All of the current PET scanners with CT component will allow inclusion of the spleen within the imaging field of view. Indeed, in an observational cohort study of 839 patients in which 703 (84%) of the dipyridamole Rb-82 PET MPI scans included visualization of the spleen, splenic response ratio (equivalent to SAR) was independently associated with major adverse cardiovascular events in subjects without ischemia (defined by a normal summed difference score on relative perfusion imaging).15 Thus, as well as identifying patients with inadequate pharmacologic stress and minimizing false-negative results, splenic response may offer prognostic utility.

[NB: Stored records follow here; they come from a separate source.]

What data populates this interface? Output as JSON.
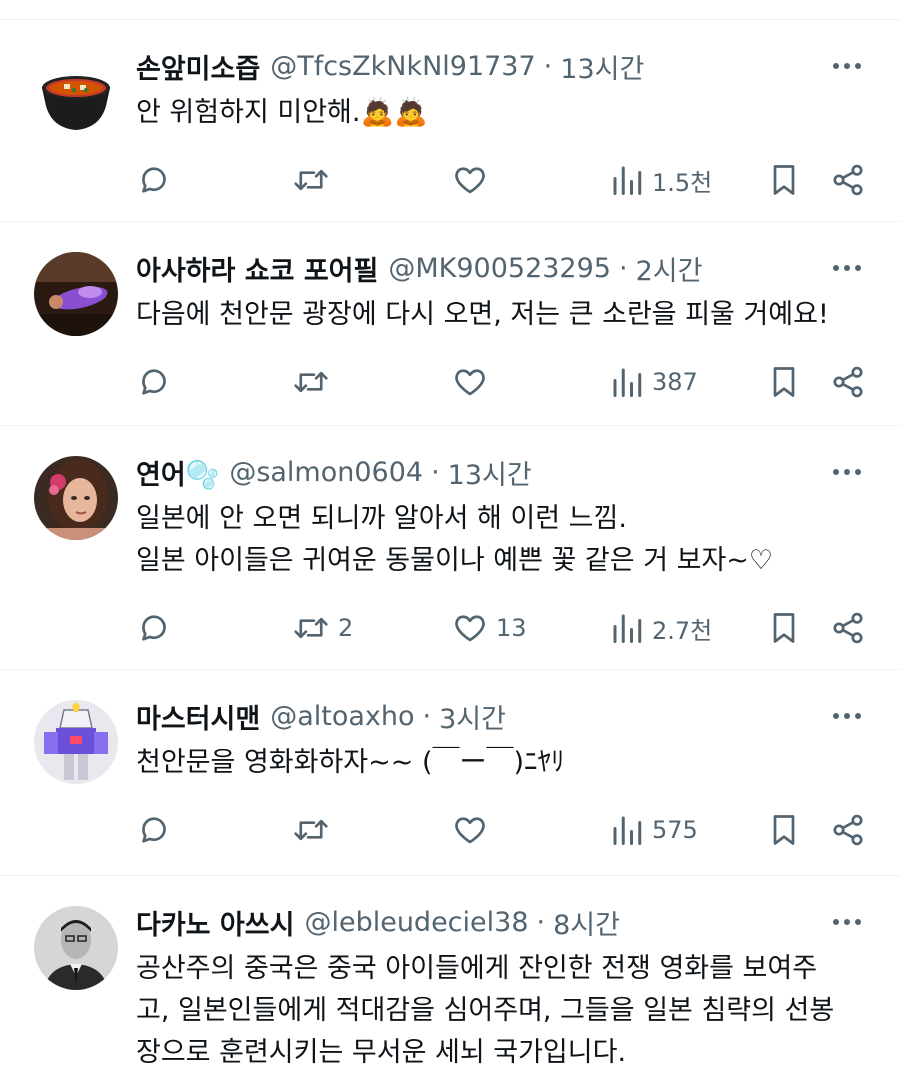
{
  "colors": {
    "text": "#0f1419",
    "secondary": "#536471",
    "divider": "#eff3f4",
    "background": "#ffffff"
  },
  "tweets": [
    {
      "name": "손앞미소즙",
      "handle": "@TfcsZkNkNl91737",
      "time": "13시간",
      "lines": [
        "안 위험하지 미안해.🙇🙇"
      ],
      "replies": "",
      "retweets": "",
      "likes": "",
      "views": "1.5천",
      "avatar_icon": "miso-soup-bowl"
    },
    {
      "name": "아사하라 쇼코 포어필",
      "handle": "@MK900523295",
      "time": "2시간",
      "lines": [
        "다음에 천안문 광장에 다시 오면, 저는 큰 소란을 피울 거예요!"
      ],
      "replies": "",
      "retweets": "",
      "likes": "",
      "views": "387",
      "avatar_icon": "purple-figure-photo"
    },
    {
      "name": "연어🫧",
      "handle": "@salmon0604",
      "time": "13시간",
      "lines": [
        "일본에 안 오면 되니까 알아서 해 이런 느낌.",
        "일본 아이들은 귀여운 동물이나 예쁜 꽃 같은 거 보자~♡"
      ],
      "replies": "",
      "retweets": "2",
      "likes": "13",
      "views": "2.7천",
      "avatar_icon": "woman-portrait"
    },
    {
      "name": "마스터시맨",
      "handle": "@altoaxho",
      "time": "3시간",
      "lines": [
        "천안문을 영화화하자~~ (￣ー￣)ﾆﾔﾘ"
      ],
      "replies": "",
      "retweets": "",
      "likes": "",
      "views": "575",
      "avatar_icon": "robot-figure"
    },
    {
      "name": "다카노 아쓰시",
      "handle": "@lebleudeciel38",
      "time": "8시간",
      "lines": [
        "공산주의 중국은 중국 아이들에게 잔인한 전쟁 영화를 보여주",
        "고, 일본인들에게 적대감을 심어주며, 그들을 일본 침략의 선봉",
        "장으로 훈련시키는 무서운 세뇌 국가입니다."
      ],
      "replies": "",
      "retweets": "",
      "likes": "",
      "views": "",
      "avatar_icon": "man-bw-portrait"
    }
  ]
}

The study of Bakula et al. 14 is, however, subject to some limitations. The decision to include myocarditis patients in this cohort is debateable. Myocarditis is a heterogeneous condition with a wide spectrum of clinical presentations, causes and pathologies; equally, only 14 patients (28%) included in the study had a history of coronary artery disease at baseline. Using visual assessment of SSO by CMR as the reference standard technique was both practical and logical; however, the inclusion of more patients with coronary imaging (only 2 in this study) would have proven insightful. Finally, despite the recognized drawbacks of using changes in hemodynamic parameters to gauge stress adequacy, because this information is still used in routine clinical practice to help determine stress adequacy, the inclusion of such indices (including rate pressure product) and how these related to the presence/absence of SSO would have improved the study.

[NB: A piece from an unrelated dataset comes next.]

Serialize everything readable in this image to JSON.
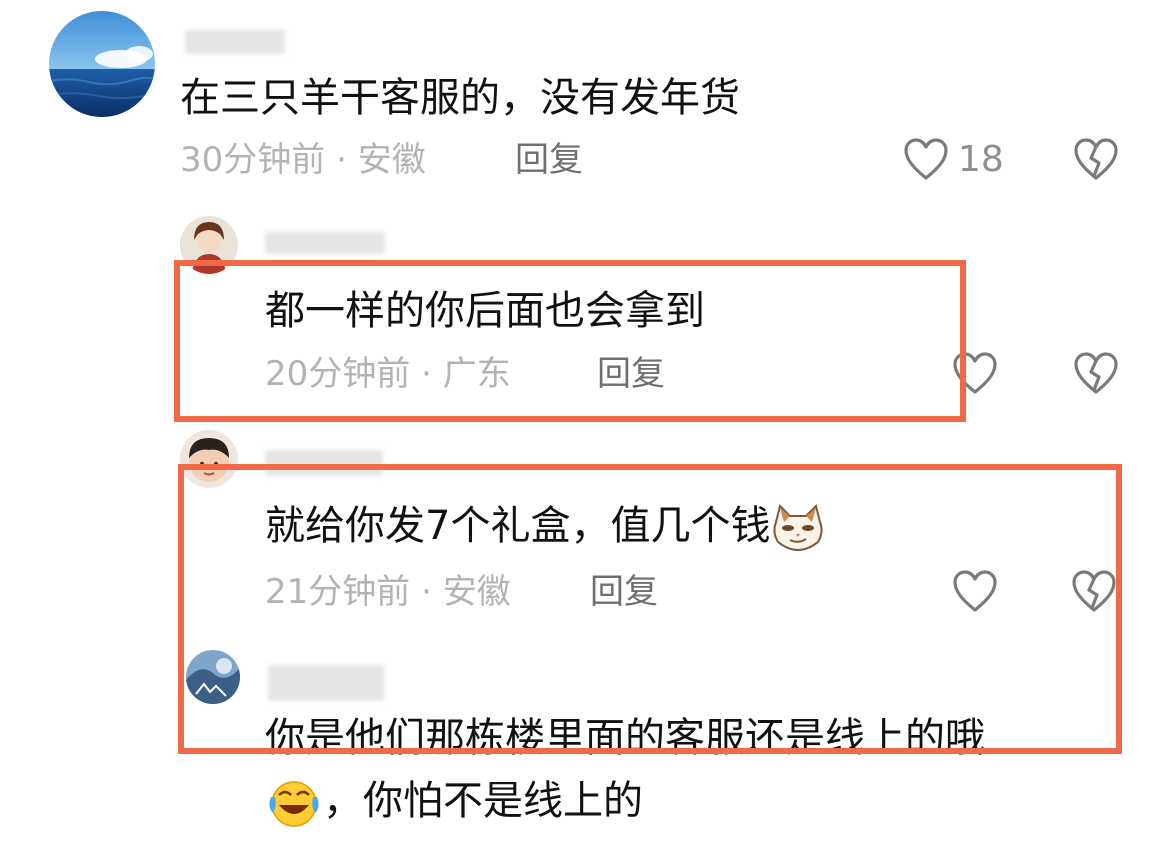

In the era of quantitative MPI which is feasible with PET CT (and not yet with dynamic SPECT), SSO may be useful in patients undergoing adenosine/dipyridamole stress to differentiate between inadequacy of stress (SSO absent, very low myocardial perfusion reserve (MPR) and normal relative perfusion) and balanced ischemia/microvascular dysfunction (SSO present, low or very low MPR and normal relative perfusion; see Figure). As microvascular dysfunction is a diagnosis of exclusion, this would require invasive angiogram or CT coronary angiogram (feasible with hybrid PET/CT systems in a single setting) to confirm absence of obstructive epicardial disease.

figure a

Figure. Proposed algorithm for the inclusion of splenic switch off in a hybrid imaging approach to distinguish between inadequate stress and reduced global myocardial perfusion reserve secondary to balanced ischemia from 3-vessel coronary disease and microvascular dysfunction. MPR Myocardial perfusion reserve; 3VD 3-vessel coronary artery disease. *Microvascular dysfunction is a diagnosis of exclusion, which would require invasive angiogram or CT coronary angiogram (feasible with hybrid PET/CT systems in a single setting).

In summary, this study highlights an important future role for SSO as an imaging tool in the assessment of stress adequacy during adenosine (and dipyridamole) perfusion PET/CT imaging and suggests that this simple observation should not be limited exclusively to CMR imaging units.